Yet even as the price of inaction grows more tangible, a second structural barrier impedes legislative action. Much like gun control, climate is an issue that unites Republicans by ideology but divides Democrats by geography. Even if Democrats can build a bigger Senate majority through the next few election cycles—they are positioned to add seats in 2016 even if they lose control in 2014—such gains probably won’t produce the 60 votes needed to break a filibuster against legislation to limit carbon emissions.
The Democrats’ problem is that they cannot build a big Senate majority without winning seats in states heavily dependent on coal, which would suffer the most from limits on carbon. Democrats now hold 21 of the Senate seats in the 19 states that rely on coal to produce a majority of their electricity and half of the seats in the 10 states (some overlapping) that mine the most coal. Resistance from some coal-state Democrats doomed climate legislation in 2009, even when the party controlled 60 Senate seats and then-Speaker Nancy Pelosi narrowly muscled a cap-and-trade bill through the House. Senate Democrats such as North Dakota’s Heidi Heitkamp and Indiana’s Joe Donnelly remain equally unenthusiastic today.

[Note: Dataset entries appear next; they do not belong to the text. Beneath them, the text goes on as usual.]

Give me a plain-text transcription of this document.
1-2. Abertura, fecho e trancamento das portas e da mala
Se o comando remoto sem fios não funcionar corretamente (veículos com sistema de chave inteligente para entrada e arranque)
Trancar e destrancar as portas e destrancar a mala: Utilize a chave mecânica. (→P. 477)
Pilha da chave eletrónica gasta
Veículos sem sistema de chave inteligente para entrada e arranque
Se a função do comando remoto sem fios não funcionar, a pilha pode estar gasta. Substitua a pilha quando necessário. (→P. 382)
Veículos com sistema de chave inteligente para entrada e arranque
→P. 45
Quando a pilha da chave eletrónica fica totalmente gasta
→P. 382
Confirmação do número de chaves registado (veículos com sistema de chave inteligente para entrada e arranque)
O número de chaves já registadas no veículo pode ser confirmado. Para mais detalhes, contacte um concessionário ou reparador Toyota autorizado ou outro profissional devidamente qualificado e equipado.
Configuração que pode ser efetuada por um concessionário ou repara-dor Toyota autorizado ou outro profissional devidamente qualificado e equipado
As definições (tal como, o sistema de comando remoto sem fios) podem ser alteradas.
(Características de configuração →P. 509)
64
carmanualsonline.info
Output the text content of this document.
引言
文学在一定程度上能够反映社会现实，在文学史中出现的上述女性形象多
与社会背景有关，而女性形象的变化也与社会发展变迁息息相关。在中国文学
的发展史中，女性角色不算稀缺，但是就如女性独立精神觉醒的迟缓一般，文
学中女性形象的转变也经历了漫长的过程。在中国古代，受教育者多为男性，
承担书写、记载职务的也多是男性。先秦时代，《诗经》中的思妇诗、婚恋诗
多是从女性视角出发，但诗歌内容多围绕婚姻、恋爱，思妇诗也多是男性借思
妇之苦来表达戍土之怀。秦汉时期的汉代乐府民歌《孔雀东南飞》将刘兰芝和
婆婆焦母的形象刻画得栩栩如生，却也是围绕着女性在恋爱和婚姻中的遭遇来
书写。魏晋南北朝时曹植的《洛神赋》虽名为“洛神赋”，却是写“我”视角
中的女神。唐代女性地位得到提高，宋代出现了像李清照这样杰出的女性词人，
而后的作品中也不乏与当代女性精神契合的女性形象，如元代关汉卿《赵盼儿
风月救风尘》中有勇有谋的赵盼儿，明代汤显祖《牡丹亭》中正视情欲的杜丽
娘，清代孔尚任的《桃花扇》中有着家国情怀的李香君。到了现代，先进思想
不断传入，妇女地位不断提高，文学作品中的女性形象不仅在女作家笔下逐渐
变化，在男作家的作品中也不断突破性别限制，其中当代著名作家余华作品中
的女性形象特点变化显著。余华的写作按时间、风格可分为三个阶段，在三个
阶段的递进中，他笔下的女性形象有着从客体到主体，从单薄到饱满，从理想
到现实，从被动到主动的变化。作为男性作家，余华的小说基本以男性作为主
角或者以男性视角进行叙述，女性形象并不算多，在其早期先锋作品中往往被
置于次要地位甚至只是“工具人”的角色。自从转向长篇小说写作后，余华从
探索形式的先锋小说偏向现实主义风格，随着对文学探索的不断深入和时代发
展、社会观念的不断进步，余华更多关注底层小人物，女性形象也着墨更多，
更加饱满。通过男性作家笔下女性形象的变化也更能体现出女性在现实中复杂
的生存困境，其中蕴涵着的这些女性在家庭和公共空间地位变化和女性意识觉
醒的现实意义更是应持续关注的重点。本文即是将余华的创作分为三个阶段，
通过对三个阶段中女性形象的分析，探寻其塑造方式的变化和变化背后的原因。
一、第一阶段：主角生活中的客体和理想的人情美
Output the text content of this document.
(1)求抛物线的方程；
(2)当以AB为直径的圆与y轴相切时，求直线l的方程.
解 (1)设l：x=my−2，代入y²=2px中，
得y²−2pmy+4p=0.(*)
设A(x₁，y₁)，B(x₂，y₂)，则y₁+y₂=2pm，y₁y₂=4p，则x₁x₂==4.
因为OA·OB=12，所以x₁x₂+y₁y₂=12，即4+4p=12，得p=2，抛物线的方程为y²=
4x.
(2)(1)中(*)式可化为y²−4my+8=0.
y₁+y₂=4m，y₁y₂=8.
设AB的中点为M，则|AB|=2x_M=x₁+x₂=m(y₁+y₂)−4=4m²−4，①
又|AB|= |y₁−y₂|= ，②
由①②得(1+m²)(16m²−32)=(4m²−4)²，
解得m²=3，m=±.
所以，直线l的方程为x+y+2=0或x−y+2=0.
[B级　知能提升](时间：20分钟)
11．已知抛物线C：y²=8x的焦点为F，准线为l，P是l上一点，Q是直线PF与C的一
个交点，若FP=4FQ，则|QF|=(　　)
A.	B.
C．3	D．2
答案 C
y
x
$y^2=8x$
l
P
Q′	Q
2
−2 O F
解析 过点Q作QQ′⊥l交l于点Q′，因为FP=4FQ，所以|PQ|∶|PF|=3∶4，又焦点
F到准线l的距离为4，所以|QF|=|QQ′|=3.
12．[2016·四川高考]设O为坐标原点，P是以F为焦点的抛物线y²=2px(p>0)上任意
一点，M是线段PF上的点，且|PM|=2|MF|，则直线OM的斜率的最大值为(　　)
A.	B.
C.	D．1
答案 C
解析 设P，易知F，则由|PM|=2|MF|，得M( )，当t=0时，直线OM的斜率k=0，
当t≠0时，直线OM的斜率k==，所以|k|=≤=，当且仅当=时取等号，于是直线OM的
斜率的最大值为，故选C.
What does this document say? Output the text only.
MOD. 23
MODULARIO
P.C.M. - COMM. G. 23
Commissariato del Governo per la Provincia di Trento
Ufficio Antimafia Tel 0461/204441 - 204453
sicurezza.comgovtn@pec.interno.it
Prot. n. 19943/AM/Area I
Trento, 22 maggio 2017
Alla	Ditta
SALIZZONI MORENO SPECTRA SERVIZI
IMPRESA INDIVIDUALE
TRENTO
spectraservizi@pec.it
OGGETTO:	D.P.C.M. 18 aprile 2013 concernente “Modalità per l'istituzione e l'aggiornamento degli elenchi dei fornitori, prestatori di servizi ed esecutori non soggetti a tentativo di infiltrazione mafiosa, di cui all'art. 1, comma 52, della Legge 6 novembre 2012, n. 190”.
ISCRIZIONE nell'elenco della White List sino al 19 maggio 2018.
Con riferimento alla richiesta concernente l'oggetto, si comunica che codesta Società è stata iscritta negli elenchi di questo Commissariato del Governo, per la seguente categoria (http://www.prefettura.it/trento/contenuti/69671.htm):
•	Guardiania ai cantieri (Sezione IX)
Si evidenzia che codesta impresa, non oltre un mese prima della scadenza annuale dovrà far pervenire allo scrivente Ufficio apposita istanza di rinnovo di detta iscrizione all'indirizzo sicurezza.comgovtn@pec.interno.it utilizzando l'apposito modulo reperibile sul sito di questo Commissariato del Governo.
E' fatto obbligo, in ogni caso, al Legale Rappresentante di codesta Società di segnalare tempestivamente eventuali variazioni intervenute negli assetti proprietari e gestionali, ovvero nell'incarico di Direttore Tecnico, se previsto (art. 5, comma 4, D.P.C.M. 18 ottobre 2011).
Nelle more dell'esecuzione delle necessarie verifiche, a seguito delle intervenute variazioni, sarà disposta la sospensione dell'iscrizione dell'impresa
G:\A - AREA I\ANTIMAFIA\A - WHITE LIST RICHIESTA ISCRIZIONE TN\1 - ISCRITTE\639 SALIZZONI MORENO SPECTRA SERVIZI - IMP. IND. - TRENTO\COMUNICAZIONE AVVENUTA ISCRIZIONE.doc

Theoretically, those Democratic votes could be replaced by Republican votes from states less reliant on coal. But Republicans face overwhelming ideological pressure to oppose action on climate change and even to reject the scientific consensus that it is occurring, as Sen. Marco Rubio from vulnerable Florida demonstrated in his dismissal of the federal climate report. Republican unity and Democratic division promises a permanent legislative stalemate over climate.